I haven't seen the surgeon since the day after the operation, though I did see his assistant a few days after that. I was discharged from physical therapy a week later. And I'm not scheduled to see the surgeon again until ten or twelve days from now. So I guess it's up to me to figure this out. "To walk or not to walk, that is the question." I read on an online patient bulletin board somewhere that your new hip will let you know what you can and can't do. There's probably a lot of truth in that. I hear a popping noise in mine sometimes when I walk a certain way - probably the new joint's way of saying I shouldn't walk that way. And I've felt that odd hyper-extension thing a few times when I try walking with my operative leg completely straight - definitely my hip telling me not to do that. I took a little walk down the street with Toby this morning, while Hettie walked the younger dogs. My hip told me when I was trying to go too fast. In the next few hours, it'll probably let me know if I've overdone it. So, I'll likely have this stuff all figured out by the time I see the surgeon again in a couple of weeks, as long as I listen to my new joint.

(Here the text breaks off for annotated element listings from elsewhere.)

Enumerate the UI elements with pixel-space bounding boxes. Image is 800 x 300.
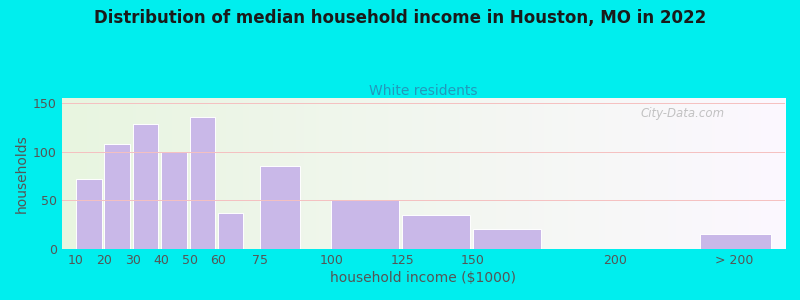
Y-axis label: households: households bbox=[15, 134, 29, 213]
Bar bbox=[700, 234, 771, 249]
Bar bbox=[133, 124, 158, 249]
Bar bbox=[473, 230, 541, 249]
Bar bbox=[331, 200, 399, 249]
Bar bbox=[190, 118, 215, 249]
Bar bbox=[218, 213, 243, 249]
X-axis label: household income ($1000): household income ($1000) bbox=[330, 271, 517, 285]
Text: Distribution of median household income in Houston, MO in 2022: Distribution of median household income … bbox=[94, 9, 706, 27]
Bar bbox=[161, 152, 186, 249]
Bar bbox=[105, 144, 130, 249]
Bar bbox=[76, 179, 102, 249]
Bar bbox=[402, 215, 470, 249]
Bar bbox=[261, 166, 300, 249]
Text: City-Data.com: City-Data.com bbox=[640, 106, 725, 120]
Title: White residents: White residents bbox=[370, 84, 478, 98]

All of that, I think, points to the minor miracle of contemporary joint-replacement surgery. The whole process has come a long way. And maybe the best evidence of that is that that you get to go home the day after the operation and there's no one breathing over your shoulder every step of the way. It reminds me of the first time Hettie and I rented a boat for a week in the Bahamas.
You get a five-minute briefing and suddenly you're heading out of port, trying to plot a course to somewhere you've never been before. I remember thinking, at the time, "Did that just happen? Is it really all up to me now?" It did and it was. Of course, then, as now, I had my trusty First-Mate to help me sort it all out. But also back then - as now - neither of us really knew what we were in for.As I think of why I started this blog in the first place - trying to leave a real-time record of my post-operative experience for the next person contemplating this kind of surgery - I think that's a pretty good notion to mark the one-month milestone: I really didn't know what I was in for - and I still don't know what the future holds. But so far, I'm OK. No regrets, except maybe that I didn't know more about the journey heading into it. It's been an adventure, for sure, with high-points and low-points and moments I'd never imagined. It's changed me beyond just the new part that's replaced a worn-out part. All-ahead 1/3 speed for now.